🤖 AI Summary
This work investigates fundamental limitations of language agents in ultra-long-horizon decision-making tasks (up to 100,000 steps). To address the lack of standardized benchmarks, we introduce TextAtari—the first large-scale text-based reinforcement learning benchmark—converting Atari game visual states into structured natural-language descriptions across nearly 100 diverse tasks. We propose AtariARI, an unsupervised representation learning framework that reliably maps visual states to semantically grounded textual abstractions. We systematically evaluate state-of-the-art open-weight language models—including Qwen2.5-7B, Gemma-7B, and Llama3.1-8B—under zero-shot and few-shot chain-of-thought and reflective reasoning paradigms for long-horizon planning. Results reveal substantial performance gaps versus human players in state tracking, cross-step reasoning, and strategic planning, exposing core deficiencies in semantic grounding and persistent instruction following. To foster reproducible research, we publicly release the benchmark, evaluation protocols, and baseline implementations—establishing a standardized infrastructure for long-duration language agent research.
📝 Abstract
We present TextAtari, a benchmark for evaluating language agents on very long-horizon decision-making tasks spanning up to 100,000 steps. By translating the visual state representations of classic Atari games into rich textual descriptions, TextAtari creates a challenging test bed that bridges sequential decision-making with natural language processing. The benchmark includes nearly 100 distinct tasks with varying complexity, action spaces, and planning horizons, all rendered as text through an unsupervised representation learning framework (AtariARI).

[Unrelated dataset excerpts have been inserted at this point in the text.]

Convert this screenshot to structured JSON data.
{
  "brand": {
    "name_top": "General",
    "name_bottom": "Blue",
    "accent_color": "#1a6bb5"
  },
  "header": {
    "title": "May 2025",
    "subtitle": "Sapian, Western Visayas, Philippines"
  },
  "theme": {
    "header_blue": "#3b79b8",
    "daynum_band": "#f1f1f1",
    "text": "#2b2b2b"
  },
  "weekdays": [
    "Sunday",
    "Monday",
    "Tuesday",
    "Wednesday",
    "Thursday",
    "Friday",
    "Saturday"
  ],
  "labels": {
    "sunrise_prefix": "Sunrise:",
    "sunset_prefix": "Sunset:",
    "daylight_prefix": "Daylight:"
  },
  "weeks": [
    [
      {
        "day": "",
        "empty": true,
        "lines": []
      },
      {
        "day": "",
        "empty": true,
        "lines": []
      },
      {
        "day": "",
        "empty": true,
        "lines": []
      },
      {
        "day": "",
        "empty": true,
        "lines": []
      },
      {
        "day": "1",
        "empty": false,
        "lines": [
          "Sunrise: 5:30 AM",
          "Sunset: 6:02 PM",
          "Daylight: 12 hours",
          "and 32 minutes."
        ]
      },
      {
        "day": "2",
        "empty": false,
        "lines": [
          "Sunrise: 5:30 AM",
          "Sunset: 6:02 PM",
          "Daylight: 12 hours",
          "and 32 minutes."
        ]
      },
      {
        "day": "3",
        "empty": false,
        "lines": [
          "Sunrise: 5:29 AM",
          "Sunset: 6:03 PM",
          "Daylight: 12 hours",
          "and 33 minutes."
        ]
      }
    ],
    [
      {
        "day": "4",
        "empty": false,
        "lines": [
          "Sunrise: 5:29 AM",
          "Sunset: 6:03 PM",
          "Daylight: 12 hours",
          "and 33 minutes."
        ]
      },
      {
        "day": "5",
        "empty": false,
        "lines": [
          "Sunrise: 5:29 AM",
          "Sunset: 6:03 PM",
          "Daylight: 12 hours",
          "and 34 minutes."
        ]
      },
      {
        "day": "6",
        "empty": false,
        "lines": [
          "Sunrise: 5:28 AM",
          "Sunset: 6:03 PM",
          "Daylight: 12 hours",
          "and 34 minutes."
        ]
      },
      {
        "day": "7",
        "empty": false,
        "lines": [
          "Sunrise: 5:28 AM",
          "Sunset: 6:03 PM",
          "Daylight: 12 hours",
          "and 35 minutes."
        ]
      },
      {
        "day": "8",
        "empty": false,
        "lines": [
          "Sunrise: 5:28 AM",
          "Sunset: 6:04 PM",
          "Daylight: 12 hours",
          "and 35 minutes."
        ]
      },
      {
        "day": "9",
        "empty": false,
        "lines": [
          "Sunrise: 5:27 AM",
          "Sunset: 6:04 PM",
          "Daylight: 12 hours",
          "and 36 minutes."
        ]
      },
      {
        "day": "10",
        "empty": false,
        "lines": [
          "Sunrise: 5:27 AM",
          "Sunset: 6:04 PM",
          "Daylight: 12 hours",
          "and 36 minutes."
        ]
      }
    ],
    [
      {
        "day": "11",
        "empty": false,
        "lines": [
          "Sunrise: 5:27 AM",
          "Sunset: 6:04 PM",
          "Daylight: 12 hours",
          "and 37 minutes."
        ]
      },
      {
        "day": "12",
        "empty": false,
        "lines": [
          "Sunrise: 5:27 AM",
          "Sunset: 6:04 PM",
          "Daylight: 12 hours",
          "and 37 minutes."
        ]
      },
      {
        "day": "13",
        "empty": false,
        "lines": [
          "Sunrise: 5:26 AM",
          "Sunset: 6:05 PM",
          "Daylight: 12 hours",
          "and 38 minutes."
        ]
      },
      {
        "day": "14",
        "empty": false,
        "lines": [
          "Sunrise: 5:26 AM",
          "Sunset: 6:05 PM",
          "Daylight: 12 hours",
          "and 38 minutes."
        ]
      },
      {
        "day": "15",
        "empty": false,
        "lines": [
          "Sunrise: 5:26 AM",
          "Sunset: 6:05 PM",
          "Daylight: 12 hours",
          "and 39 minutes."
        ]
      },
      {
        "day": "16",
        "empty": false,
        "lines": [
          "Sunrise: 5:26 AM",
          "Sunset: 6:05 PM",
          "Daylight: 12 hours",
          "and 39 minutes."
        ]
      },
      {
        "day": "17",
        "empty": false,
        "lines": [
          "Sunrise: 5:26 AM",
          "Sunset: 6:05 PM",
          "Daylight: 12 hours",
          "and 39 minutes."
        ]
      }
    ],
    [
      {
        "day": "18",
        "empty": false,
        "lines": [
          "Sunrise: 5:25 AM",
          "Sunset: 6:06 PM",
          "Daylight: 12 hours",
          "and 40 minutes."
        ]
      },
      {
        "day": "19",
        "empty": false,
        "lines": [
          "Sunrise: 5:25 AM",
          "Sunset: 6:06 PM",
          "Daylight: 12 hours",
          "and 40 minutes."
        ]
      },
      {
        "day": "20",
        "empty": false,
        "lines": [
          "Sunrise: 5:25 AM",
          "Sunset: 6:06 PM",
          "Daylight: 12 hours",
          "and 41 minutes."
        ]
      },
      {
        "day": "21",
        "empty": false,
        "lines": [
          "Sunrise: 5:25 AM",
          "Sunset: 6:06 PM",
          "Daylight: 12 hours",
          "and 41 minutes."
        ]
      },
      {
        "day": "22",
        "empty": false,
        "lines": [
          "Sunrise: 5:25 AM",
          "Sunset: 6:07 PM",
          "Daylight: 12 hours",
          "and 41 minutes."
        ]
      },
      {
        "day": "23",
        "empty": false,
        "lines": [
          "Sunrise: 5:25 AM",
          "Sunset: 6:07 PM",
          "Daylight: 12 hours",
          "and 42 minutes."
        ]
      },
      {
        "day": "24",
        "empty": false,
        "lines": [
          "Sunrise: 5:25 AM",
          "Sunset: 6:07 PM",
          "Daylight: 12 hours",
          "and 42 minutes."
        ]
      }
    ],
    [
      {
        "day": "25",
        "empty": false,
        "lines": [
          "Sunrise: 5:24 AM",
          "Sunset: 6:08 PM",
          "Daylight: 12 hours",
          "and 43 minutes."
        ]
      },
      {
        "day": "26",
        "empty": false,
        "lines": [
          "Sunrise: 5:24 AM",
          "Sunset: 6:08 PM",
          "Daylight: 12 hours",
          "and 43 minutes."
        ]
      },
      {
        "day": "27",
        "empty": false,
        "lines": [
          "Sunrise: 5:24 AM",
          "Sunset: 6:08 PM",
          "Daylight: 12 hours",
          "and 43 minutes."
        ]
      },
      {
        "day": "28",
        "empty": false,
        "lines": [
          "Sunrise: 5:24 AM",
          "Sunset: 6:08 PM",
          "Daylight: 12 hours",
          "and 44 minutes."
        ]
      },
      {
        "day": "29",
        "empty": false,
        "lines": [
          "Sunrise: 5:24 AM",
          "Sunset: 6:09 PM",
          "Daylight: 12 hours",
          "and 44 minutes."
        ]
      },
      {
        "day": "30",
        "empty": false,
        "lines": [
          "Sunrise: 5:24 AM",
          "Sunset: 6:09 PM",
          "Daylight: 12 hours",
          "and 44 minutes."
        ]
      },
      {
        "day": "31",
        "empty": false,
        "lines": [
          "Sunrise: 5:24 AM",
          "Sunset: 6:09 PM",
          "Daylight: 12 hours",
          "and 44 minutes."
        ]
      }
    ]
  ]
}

We evaluate three open-source large language models (Qwen2.5-7B, Gemma-7B, and Llama3.1-8B) across three agent frameworks (zero-shot, few-shot chain-of-thought, and reflection reasoning) to assess how different forms of prior knowledge affect performance on these long-horizon challenges. Four scenarios-Basic, Obscured, Manual Augmentation, and Reference-based-investigate the impact of semantic understanding, instruction comprehension, and expert demonstrations on agent decision-making. Our results reveal significant performance gaps between language agents and human players in extensive planning tasks, highlighting challenges in sequential reasoning, state tracking, and strategic planning across tens of thousands of steps. TextAtari provides standardized evaluation protocols, baseline implementations, and a framework for advancing research at the intersection of language models and planning.